Comment fonctionne la solution imaginée? L’hôpital, via la passerelle paramétrable, envoie automatiquement au patient le questionnaire correspondant à la pathologie pour laquelle il a été soigné ; la patient le complète et le renvoie à l’hôpital. Avec intégration immédiate dans la base du données du DPI.
Ces informations seront précieuses, et même nécessaires, pour l’hôpital. A la fois pour rendre des comptes aux autorités compétentes (INAMI, SPF Santé) et justifier ses financements forfaitarisés et pour faire face à d’autres besoins (études scientifiques, statistiques…).
“L’hôpital sera par ailleurs mieux à même d’anticiper et de veiller à son efficacité”, ajoute encore Dominique Bastille.
Toujours dans le contexte d’un déport croissant de l’espace de soins vers le domicile du patient, la nouvelle solution pourra également être utilisée pour des comptes-rendus de soins par des prestataires tels que les infirmières à domicile.
Autre utilisation possible de la solution-passerelle: la réalisation d’enquêtes de satisfaction, après retour au domicile. “Les patients sont peu enthousiastes à l’idée de remplir de tels questionnaires quand ils sont à l’hôpital. Par contre, si on imagine une solution donnant-donnant, avec clairement un avantage pour le patient, la pratique pourrait devenir plus facile”, estime Dominique Bastille. Quelle serait cette “carotte”? Que les informations et commentaires livrés soient dans une certaine mesure un prolongement du DPI, “une suite logique de son hospitalisation.”
Quel modèle tarifaire?
Fidèle à son principe d’appli gratuite pour l’utilisateur final, A7 Software ne fera pas payer la passerelle par le patient. Pas plus d’ailleurs que par les prestataires de soins, côté domicile (infirmières, par exemple).

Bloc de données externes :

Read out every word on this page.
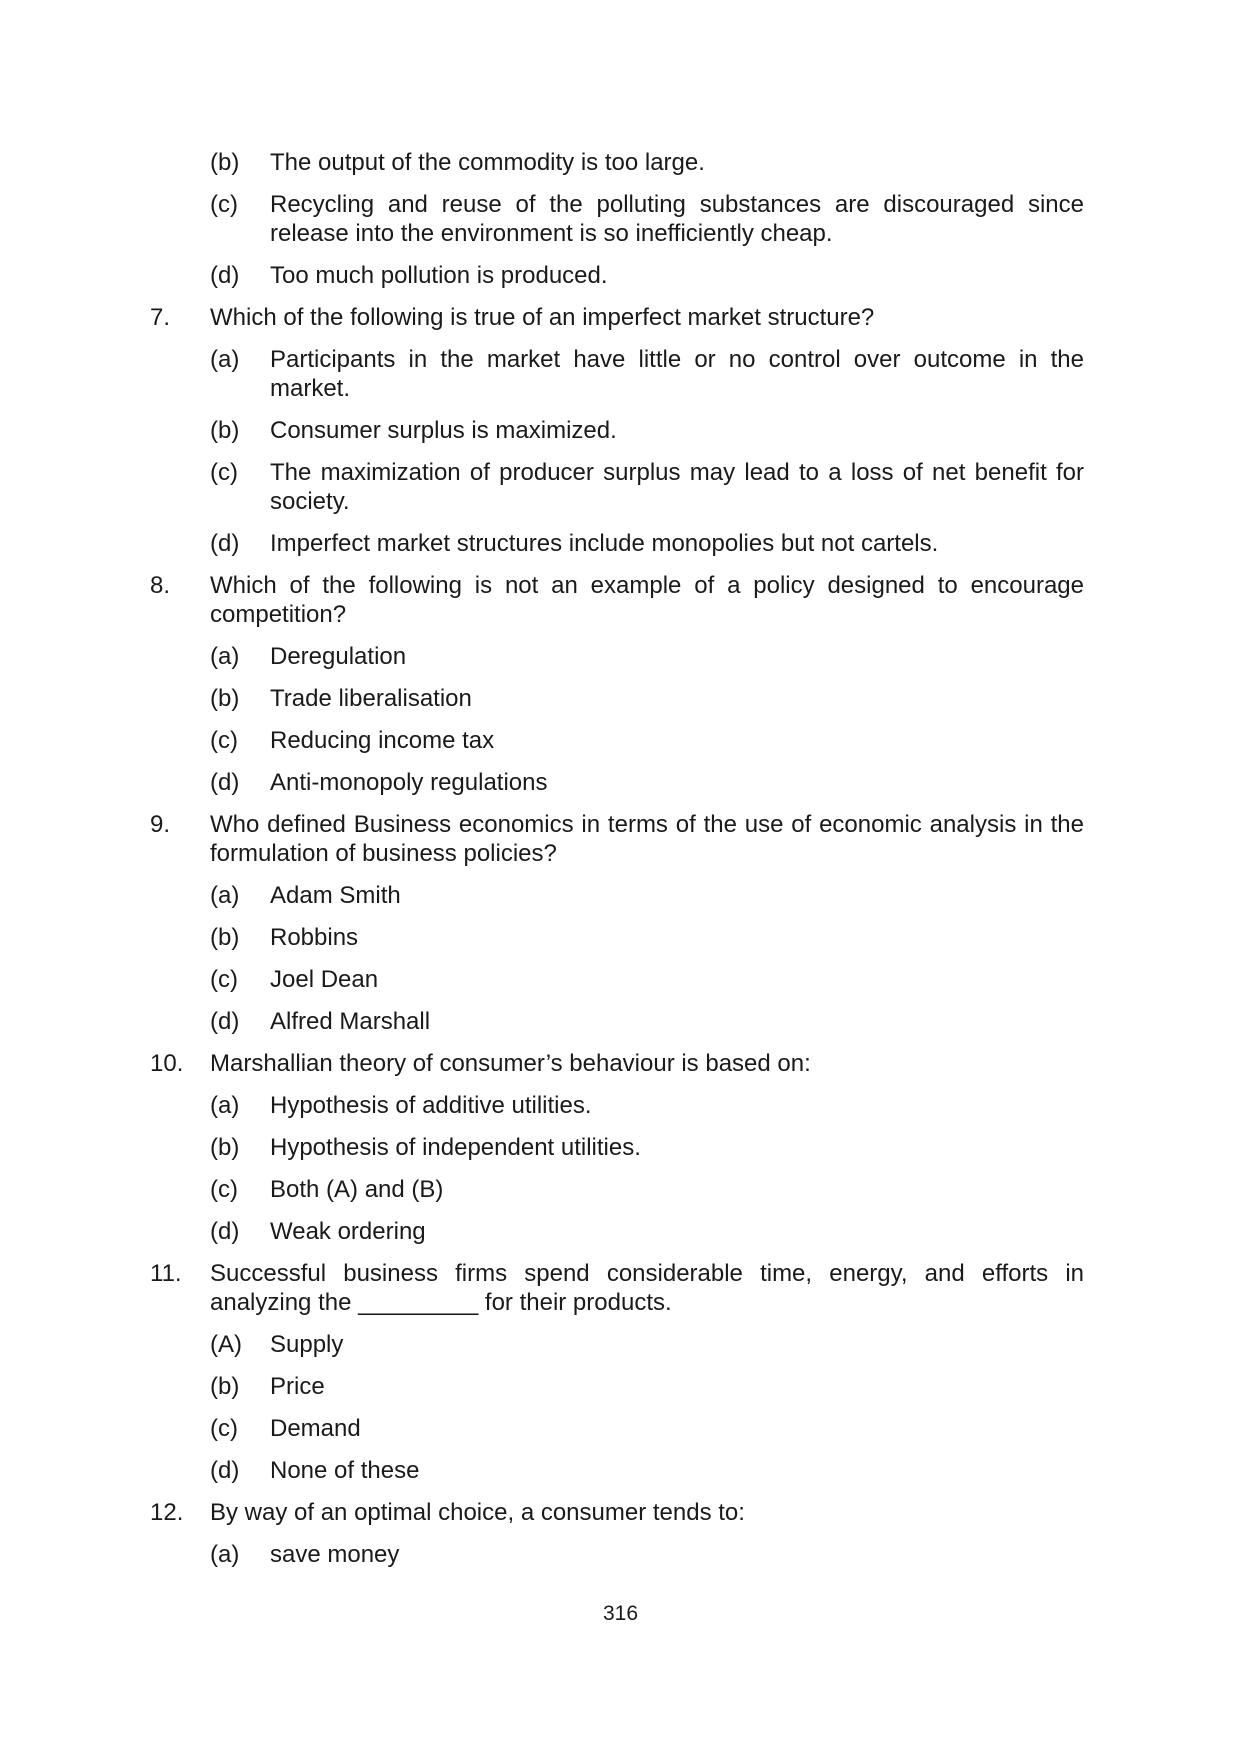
(b) The output of the commodity is too large.
(c) Recycling and reuse of the polluting substances are discouraged since release into the environment is so inefficiently cheap.
(d) Too much pollution is produced.
7. Which of the following is true of an imperfect market structure?
(a) Participants in the market have little or no control over outcome in the market.
(b) Consumer surplus is maximized.
(c) The maximization of producer surplus may lead to a loss of net benefit for society.
(d) Imperfect market structures include monopolies but not cartels.
8. Which of the following is not an example of a policy designed to encourage competition?
(a) Deregulation
(b) Trade liberalisation
(c) Reducing income tax
(d) Anti-monopoly regulations
9. Who defined Business economics in terms of the use of economic analysis in the formulation of business policies?
(a) Adam Smith
(b) Robbins
(c) Joel Dean
(d) Alfred Marshall
10. Marshallian theory of consumer’s behaviour is based on:
(a) Hypothesis of additive utilities.
(b) Hypothesis of independent utilities.
(c) Both (A) and (B)
(d) Weak ordering
11. Successful business firms spend considerable time, energy, and efforts in analyzing the _________ for their products.
(A) Supply
(b) Price
(c) Demand
(d) None of these
12. By way of an optimal choice, a consumer tends to:
(a) save money
316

La rentabilisation du service viendra des hôpitaux ou encore des CSD — Centrales de Soins à Domicile — qui, pour chaque “remontée” d’informations, paieront un prix qui sera “calculé sur base de chaque projet en fonction du nombre de patients impliqués, de la durée, du volume d’utilisation.” Un autre critère (le modèle tarifaire doit encore être précisé) pourrait être un calcul de pourcentage du forfait que reçoivent les hôpitaux pour les différents actes concernés (pose d’une prothèse…). Une cinquantaine de ces forfaits de financement sont d’ores et déjà en vigueur et leur nombre devrait augmenter.